Frieda Hughes, obviously, is a reader of Plath, though in an October Time article, she "denies being consciously influenced by the work of her mother and father." Of her mother's suicide, she says, "I can't ever know the truth. Why would I wish to dwell on it, when there is so much else in life?" Yet here it is, redone. And, as readers, we are rebuked for reading Plath's life and work together. To "Readers," Frieda Hughes writes: "When she came out of the oven,/They had gutted, peeled/And garnished her. They called her theirs."

Since Hughes was only three when her mother died, it's unlikely that these memories of her ("Tulip-red you took yourself to bed/And slept without me") grant us a clear lens to Plath. Frieda Hughes has had to rely on her father to find memories of her mother, and on her mother's literary legacy. It is even possible that, since Hughes was so young when Plath died, her memories of the suicide of a mother figure reflect her father's second lover. It may be through this woman that Frieda Hughes magnifies her memories. She transposes Plath onto the overarching icon of suicide, while the real memories become foregrounded in other details. So much for literary pedigree. There's a tone of setting-the-record-straight without any significant insights or additions. Like an improviser, Hughes extends the metaphor of her mother's material, granting "a last breath as her flesh/offers up its children."

When Hughes averts the theatrical in her Plathian poems, she's got a good sense of humor. She's more colloquial, and her own voice finds shape in a child's perspective: "that's the trouble with these babies now;/They take one look at that hot, wet hole/and hear the traffic and the screaming beyond and they try/To climb right back up again." Frieda Hughes also writes children's books, and this may be where her talents are most at home.

The influence of her father softens things a bit, though the overt appropriation of his imagery feels awkward.
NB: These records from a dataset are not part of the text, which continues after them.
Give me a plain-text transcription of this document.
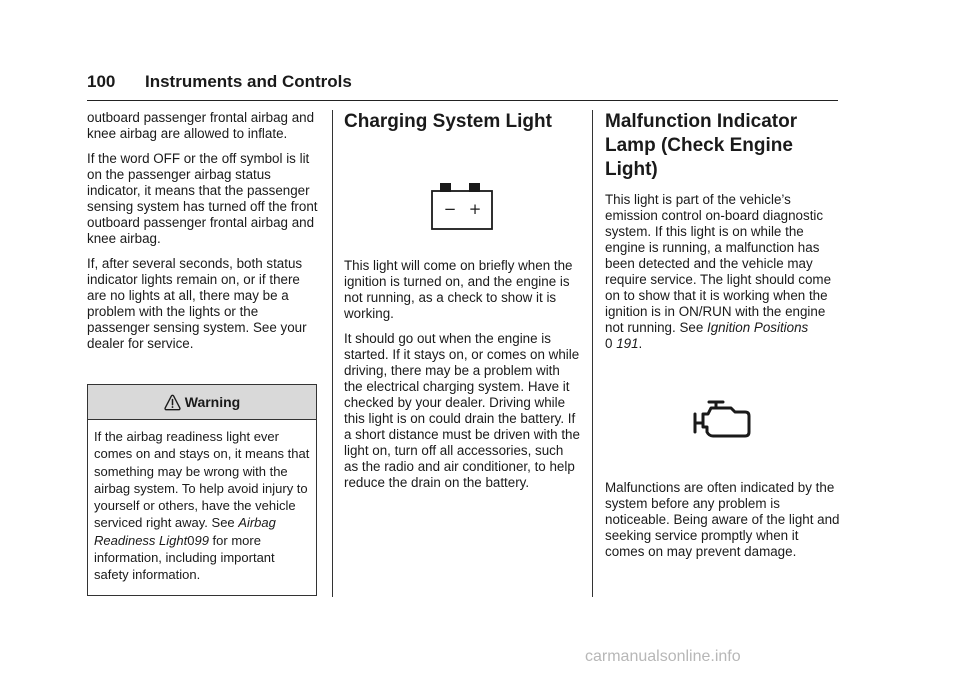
100 Instruments and Controls

outboard passenger frontal airbag and knee airbag are allowed to inflate.

If the word OFF or the off symbol is lit on the passenger airbag status indicator, it means that the passenger sensing system has turned off the front outboard passenger frontal airbag and knee airbag.

If, after several seconds, both status indicator lights remain on, or if there are no lights at all, there may be a problem with the lights or the passenger sensing system. See your dealer for service.

Warning
If the airbag readiness light ever comes on and stays on, it means that something may be wrong with the airbag system. To help avoid injury to yourself or others, have the vehicle serviced right away. See Airbag Readiness Light099 for more information, including important safety information.
Charging System Light
− +

This light will come on briefly when the ignition is turned on, and the engine is not running, as a check to show it is working.

It should go out when the engine is started. If it stays on, or comes on while driving, there may be a problem with the electrical charging system. Have it checked by your dealer. Driving while this light is on could drain the battery. If a short distance must be driven with the light on, turn off all accessories, such as the radio and air conditioner, to help reduce the drain on the battery.

Malfunction Indicator Lamp (Check Engine Light)

This light is part of the vehicle’s emission control on-board diagnostic system. If this light is on while the engine is running, a malfunction has been detected and the vehicle may require service. The light should come on to show that it is working when the ignition is in ON/RUN with the engine not running. See Ignition Positions
0 191.

Malfunctions are often indicated by the system before any problem is noticeable. Being aware of the light and seeking service promptly when it comes on may prevent damage.

carmanualsonline.info
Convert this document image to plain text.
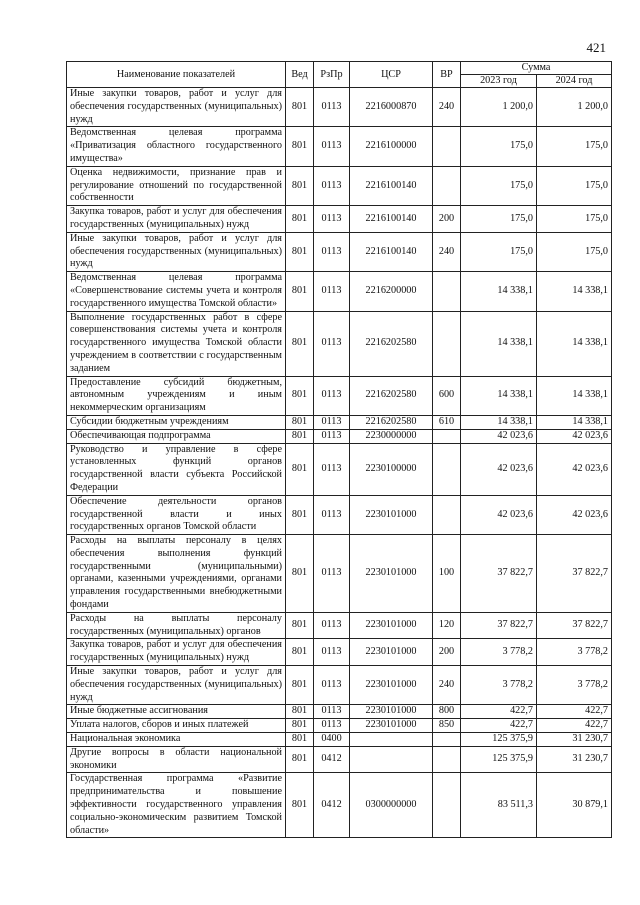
421
Наименование показателей	Вед	РзПр	ЦСР	ВР	Сумма	
					2023 год	2024 год
Иные закупки товаров, работ и услуг для обеспечения государственных (муниципальных) нужд	801	0113	2216000870	240	1 200,0	1 200,0
Ведомственная целевая программа «Приватизация областного государственного имущества»	801	0113	2216100000		175,0	175,0
Оценка недвижимости, признание прав и регулирование отношений по государственной собственности	801	0113	2216100140		175,0	175,0
Закупка товаров, работ и услуг для обеспечения государственных (муниципальных) нужд	801	0113	2216100140	200	175,0	175,0
Иные закупки товаров, работ и услуг для обеспечения государственных (муниципальных) нужд	801	0113	2216100140	240	175,0	175,0
Ведомственная целевая программа «Совершенствование системы учета и контроля государственного имущества Томской области»	801	0113	2216200000		14 338,1	14 338,1
Выполнение государственных работ в сфере совершенствования системы учета и контроля государственного имущества Томской области учреждением в соответствии с государственным заданием	801	0113	2216202580		14 338,1	14 338,1
Предоставление субсидий бюджетным, автономным учреждениям и иным некоммерческим организациям	801	0113	2216202580	600	14 338,1	14 338,1
Субсидии бюджетным учреждениям	801	0113	2216202580	610	14 338,1	14 338,1
Обеспечивающая подпрограмма	801	0113	2230000000		42 023,6	42 023,6
Руководство и управление в сфере установленных функций органов государственной власти субъекта Российской Федерации	801	0113	2230100000		42 023,6	42 023,6
Обеспечение деятельности органов государственной власти и иных государственных органов Томской области	801	0113	2230101000		42 023,6	42 023,6
Расходы на выплаты персоналу в целях обеспечения выполнения функций государственными (муниципальными) органами, казенными учреждениями, органами управления государственными внебюджетными фондами	801	0113	2230101000	100	37 822,7	37 822,7
Расходы на выплаты персоналу государственных (муниципальных) органов	801	0113	2230101000	120	37 822,7	37 822,7
Закупка товаров, работ и услуг для обеспечения государственных (муниципальных) нужд	801	0113	2230101000	200	3 778,2	3 778,2
Иные закупки товаров, работ и услуг для обеспечения государственных (муниципальных) нужд	801	0113	2230101000	240	3 778,2	3 778,2
Иные бюджетные ассигнования	801	0113	2230101000	800	422,7	422,7
Уплата налогов, сборов и иных платежей	801	0113	2230101000	850	422,7	422,7
Национальная экономика	801	0400			125 375,9	31 230,7
Другие вопросы в области национальной экономики	801	0412			125 375,9	31 230,7
Государственная программа «Развитие предпринимательства и повышение эффективности государственного управления социально-экономическим развитием Томской области»	801	0412	0300000000		83 511,3	30 879,1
Even Hughes' fox reappears. Ted Hughes' iconic images of animals (especially foxes) and character sketches scaffold the second half of his daughter's book while the poetic voice urges its way back to the atavistic.

Read these poems for the residue of Ted Hughes and Sylvia Plath, the echoes, the shards that catch and create domestic life, and they'll unravel. Plath made icons out of the everyday, the "little smiling hooks" of family photographs, even the bathtub, that "familiar tub bred an ample batch of omens." In the end, Frieda Hughes says "I am unhooked and escaping." But she isn't releasing herself from these myths.

Why rewrite your parents' poems, especially when they are literary feats of originality and brilliance? Is it to add your own voice to the industry? Listen to the overblown rhetorical sweeps here: "Did you die for me?/Was the voice in your head, that uglied you,/so loud it would drown me out?" How will critics read this? If Frieda Hughes is as confessional a poet as her mother, are we to assume she thinks her mother was generous for killing herself? That it would make more room for Frieda in the world?

Wooroloo adds more fuel to the fiery speculation about Plath and Hughes, and brings even more attention to their work. As for the Hughes children, I'm anxious to hear from Nicholas Hughes. If you're out there, Nicholas, why don't you wave or something?